In an open letter, he accused members of Congress of putting “partisan and ideological purity over the well-being of the people,” and urged that they be punished. He pointed out, rightly, that the deterioration of our political system is at least partly caused by the ever-expanding election cycle and the treadmill of fundraising. And, in a laudable and rare effort to combine deeds with words, he vowed to cease all campaign donations and urged business leaders and voters to do the same.
More than 100 senior executives -- including AOL Inc. CEO Tim Armstrong, Nucor Corp. CEO Dan DiMicco and Nasdaq OMX Group Inc. CEO Robert Greifeld -- have signed on. Yet their effort doesn’t go far enough. By taking their marbles and going home, Schultz and his colleagues are unlikely to disrupt the partisan toxicity that pervades our politics. Recent Supreme Court decisions ensure that any effort to meaningfully restrict the flow of money into politics would require a constitutional amendment. By disengaging from political giving, corporate pragmatists only increase the peril faced by politicians with the courage to collaborate.
There is a better way for these leaders to use their checkbooks to bring about change and create real incentives that reward and protect members of Congress who work across the aisle.
Imagine if Schultz and his “Upward Spiral” CEOs coordinated contributions to reward specific acts of collaboration. One place to look would be the debt-focused, bipartisan “Gang of Six” led by Senators Mark Warner, a Virginia Democrat, and Saxby Chambliss, a Georgia Republican, which has been steadfast in the effort to sustain a beachhead of collaboration after the so-called supercommittee of lawmakers failed to agree on a deficit-reduction plan in November.
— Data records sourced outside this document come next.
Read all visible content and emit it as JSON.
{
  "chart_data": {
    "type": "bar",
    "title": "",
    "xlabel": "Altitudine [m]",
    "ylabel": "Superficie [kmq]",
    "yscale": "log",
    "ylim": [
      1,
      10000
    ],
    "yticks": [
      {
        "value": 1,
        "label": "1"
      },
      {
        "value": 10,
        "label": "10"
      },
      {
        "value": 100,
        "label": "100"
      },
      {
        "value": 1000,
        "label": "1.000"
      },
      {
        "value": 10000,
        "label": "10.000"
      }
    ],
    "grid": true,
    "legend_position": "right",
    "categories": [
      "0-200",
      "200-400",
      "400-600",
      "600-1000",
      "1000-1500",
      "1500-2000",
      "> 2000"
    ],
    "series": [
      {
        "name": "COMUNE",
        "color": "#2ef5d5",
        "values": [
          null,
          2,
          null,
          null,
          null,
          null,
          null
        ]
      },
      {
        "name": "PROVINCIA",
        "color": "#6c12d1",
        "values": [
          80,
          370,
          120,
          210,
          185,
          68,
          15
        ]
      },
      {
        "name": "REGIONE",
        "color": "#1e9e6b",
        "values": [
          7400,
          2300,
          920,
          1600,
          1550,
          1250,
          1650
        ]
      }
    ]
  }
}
There are other examples: Senator Patrick Leahy, a Vermont Democrat, and Representative Lamar Smith, a Texas Republican, recently led a successful effort on patent-reform legislation. Senators Robert Menendez, a New Jersey Democrat, and Mark Kirk, an Illinois Republican, championed a unanimously approved amendment to the annual defense authorization bill imposing sanctions on Iran’s central bank. Republican Senator Tom Coburn of Oklahoma, a fiscal conservative, should be acknowledged for voting to support the Simpson-Bowles deficit-reduction package, a move that earned him the wrath of anti-tax ideologues.
Equally notable was a rare compromise between Senators Barbara Boxer, a California Democrat, and James Inhofe, an Oklahoma Republican, who traveled from the outer edges of their caucuses to agree on a two-year transportation bill that includes funding for highways and provisions to alleviate congestion and air pollution.
To have a meaningful effect, the praise and contributions of CEOs must not be directed principally toward the few remaining congressional “centrists.” The reality of our electoral system guarantees that Congress will be dominated by partisans for the foreseeable future. The goal must be to reward these members when they find ways to collaborate that are consistent with their values.
If all “Upward Spiral” executives simultaneously donated the maximum, each of these candidates would have an additional $250,000 in their campaign coffers. Beyond financial support, there is also a great need for corporate leaders to engage intellectually in diverse and politically active coalitions to promote broad-based, substantive and political solutions.
In the current toxic environment, public disillusionment leads to disengagement that further undermines our ability to solve any of the real problems we face. Our nation’s CEOs possess the rational self-interest and means to change this dynamic. By combining policy insight with strategic financial contributions, business leaders can provide much needed support to the elected officials most capable of making a difference.
(Jason S. Grumet is president of the Bipartisan Policy Center in Washington. The opinions expressed are his own.)